World Medical Association: Boxing is a 'very bad idea'
Boxing is a "very bad idea" from a medical standpoint, the World Medical Association has said.
Following the death of 25-year-old boxer Mike Towell, Dr Otmar Kloiber, the WMA's secretary general, said medical studies show boxing is producing or can produce "serious harm".
"It is very clear that the ongoing concussions you get from that damage to the brain all the time alters brain function and can also lead to immediately serious conditions," Dr Kloiber said.
"These can lead to a rupture in the brain or a haematoma in the brain, which then can endanger the life of the sportsperson directly."
Dr Kloiber said there are two main types of injuries with trauma to the head - the first being a knock or hit which results in small bleedings around or in the brain that develop over time.

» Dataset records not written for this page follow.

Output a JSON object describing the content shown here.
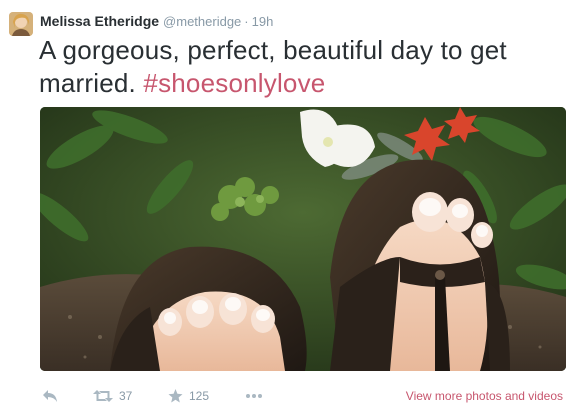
{
  "tweet": {
    "display_name": "Melissa Etheridge",
    "handle": "@metheridge",
    "separator": "·",
    "timestamp": "19h",
    "text_plain": "A gorgeous, perfect, beautiful day to get married.",
    "hashtag": "#shoesonlylove",
    "accent_color": "#c7566e"
  },
  "actions": {
    "reply_icon": "reply-icon",
    "retweet_icon": "retweet-icon",
    "retweet_count": "37",
    "favorite_icon": "star-icon",
    "favorite_count": "125",
    "more_icon": "more-dots-icon",
    "view_more_label": "View more photos and videos"
  }
}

"That may take hours [to develop]," he said. "What then happens is that the pressure within the skull is building up and compresses the brain down to the brain stem, which finally kills you."
Dr Kloiber said the other problem is the "chronic impact".
"If there is no immediate damage the next day or immediately, by hitting your head time after time after time, it has been shown there are alterations in the brain," he said.
"We are more and more aware that this is silently going on and producing damage to the brain."
The WMA, along with the British Medical Association, has for several years called for boxing to be banned on the grounds that it is a "dangerous sport".
Veteran Labour MP Paul Flynn, who joined the shadow cabinet this year, called for blows to the head to be banned through a private member's bill in 1998 and again in 2005 - both of which failed.
The shadow House of Commons leader said although there are many dangers in sports, the "worst example is boxing".
"The whole purpose of the sport is to render the opponent unconscious," he said.